Quant à La chambre claire, ouvrage paru une année seulement avant L'image fantôme, les allusions y sont constantes. Ce que je veux souligner, c'est la continuité dans ce jeu subtil de textes et d'images chez Roland Barthes: l'image forte de la Chambre claireLa photo du jardin d'hiver, est celle du trauma, puisqu'il s'agit d'un trauma d'amour, la mère de l'auteur venant juste de mourir. Or, cette fois-ci, ce ne sont pas les mots qui font défaut mais l'image même, comme si les deux ne pouvait pas cohabiter. Le texte existe parce que la photographie n'est pas là.
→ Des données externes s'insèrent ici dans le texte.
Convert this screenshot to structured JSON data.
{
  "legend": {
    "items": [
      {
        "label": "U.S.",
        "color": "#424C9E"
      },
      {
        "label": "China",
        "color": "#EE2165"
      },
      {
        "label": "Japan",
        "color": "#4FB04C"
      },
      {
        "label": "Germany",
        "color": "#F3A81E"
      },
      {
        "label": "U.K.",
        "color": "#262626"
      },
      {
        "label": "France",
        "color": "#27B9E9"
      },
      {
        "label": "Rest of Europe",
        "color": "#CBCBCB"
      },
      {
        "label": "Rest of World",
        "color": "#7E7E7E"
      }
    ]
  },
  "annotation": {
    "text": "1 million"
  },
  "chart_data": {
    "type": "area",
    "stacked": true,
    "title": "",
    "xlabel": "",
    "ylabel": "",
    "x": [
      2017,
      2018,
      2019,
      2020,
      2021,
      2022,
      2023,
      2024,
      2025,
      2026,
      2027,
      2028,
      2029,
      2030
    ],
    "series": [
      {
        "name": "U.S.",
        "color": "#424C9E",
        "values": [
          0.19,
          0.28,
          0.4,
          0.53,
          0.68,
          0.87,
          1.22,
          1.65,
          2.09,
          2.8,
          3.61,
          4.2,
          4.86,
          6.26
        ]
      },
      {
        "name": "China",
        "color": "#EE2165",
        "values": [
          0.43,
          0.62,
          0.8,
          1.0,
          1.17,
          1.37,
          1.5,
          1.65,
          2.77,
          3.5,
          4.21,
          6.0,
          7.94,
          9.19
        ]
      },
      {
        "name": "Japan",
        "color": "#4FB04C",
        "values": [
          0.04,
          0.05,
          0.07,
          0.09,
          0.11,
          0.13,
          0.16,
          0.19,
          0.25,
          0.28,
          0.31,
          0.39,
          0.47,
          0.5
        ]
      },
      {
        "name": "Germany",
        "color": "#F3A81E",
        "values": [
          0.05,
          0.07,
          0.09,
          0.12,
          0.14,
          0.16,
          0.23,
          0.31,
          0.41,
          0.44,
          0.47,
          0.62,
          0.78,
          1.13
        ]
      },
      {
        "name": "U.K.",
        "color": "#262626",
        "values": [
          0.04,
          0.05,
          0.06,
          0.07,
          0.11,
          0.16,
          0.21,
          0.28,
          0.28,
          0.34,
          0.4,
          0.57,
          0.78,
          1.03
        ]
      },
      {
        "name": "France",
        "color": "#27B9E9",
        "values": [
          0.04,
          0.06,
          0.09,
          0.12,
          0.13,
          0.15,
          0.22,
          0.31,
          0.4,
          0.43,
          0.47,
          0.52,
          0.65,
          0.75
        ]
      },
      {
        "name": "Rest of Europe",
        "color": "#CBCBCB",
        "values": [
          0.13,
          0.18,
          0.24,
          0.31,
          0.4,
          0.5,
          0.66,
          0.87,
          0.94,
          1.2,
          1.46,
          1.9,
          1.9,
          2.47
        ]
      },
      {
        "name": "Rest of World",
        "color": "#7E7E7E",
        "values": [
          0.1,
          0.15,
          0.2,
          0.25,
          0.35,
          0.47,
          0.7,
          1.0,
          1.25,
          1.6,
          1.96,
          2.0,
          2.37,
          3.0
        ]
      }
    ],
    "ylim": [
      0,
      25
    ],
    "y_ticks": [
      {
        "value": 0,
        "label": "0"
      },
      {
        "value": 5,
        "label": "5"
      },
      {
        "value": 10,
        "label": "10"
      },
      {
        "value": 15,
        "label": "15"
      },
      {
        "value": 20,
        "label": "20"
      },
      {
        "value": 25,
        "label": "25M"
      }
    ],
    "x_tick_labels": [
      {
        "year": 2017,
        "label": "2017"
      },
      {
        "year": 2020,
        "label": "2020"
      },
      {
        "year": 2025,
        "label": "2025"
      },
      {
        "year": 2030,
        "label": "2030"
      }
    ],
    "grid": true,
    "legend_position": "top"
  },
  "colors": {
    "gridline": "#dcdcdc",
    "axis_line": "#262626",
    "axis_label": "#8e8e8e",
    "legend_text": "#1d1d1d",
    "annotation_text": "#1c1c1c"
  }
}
Barthes orientera tout son chant d'Eros et Thanatos de la seconde partie en dérobant au lecteur cette image absolue, invisible, car au-delà des mots dans un rapport classique d'ancrage. Seule la photographie de Daniel Boudinet, l'étrange Polaroïd, 1979 bleuté servant d'ouverture au livre, évoque la couleur du regard de la mère. Rideau muet, absence fantomatique de la mère, cette image ne trouvera jamais de contrepartie textuelle... Au coeur de La chambre claire, l'écrit tourne toujours autour de l'image manquante.
L'image fantôme emprunte et réactive ce scénario de soustraction. Chez Guibert, on est toujours dans l'univers de la perte, d'empêchement d'images, d'oubli d'appareil, dans la faille. Le livre, en effet, "...parle de la photo de façon négative, il ne parle que d'images fantômes, d'images qui ne sont pas sorties, ou bien d'images latentes, d'images intimes au point d'en être invisibles.""

Frédérique Poinat, L'oeuvre siamoise: Hervé Guibert et l'expérience photographique, L'Harmattan, 2008.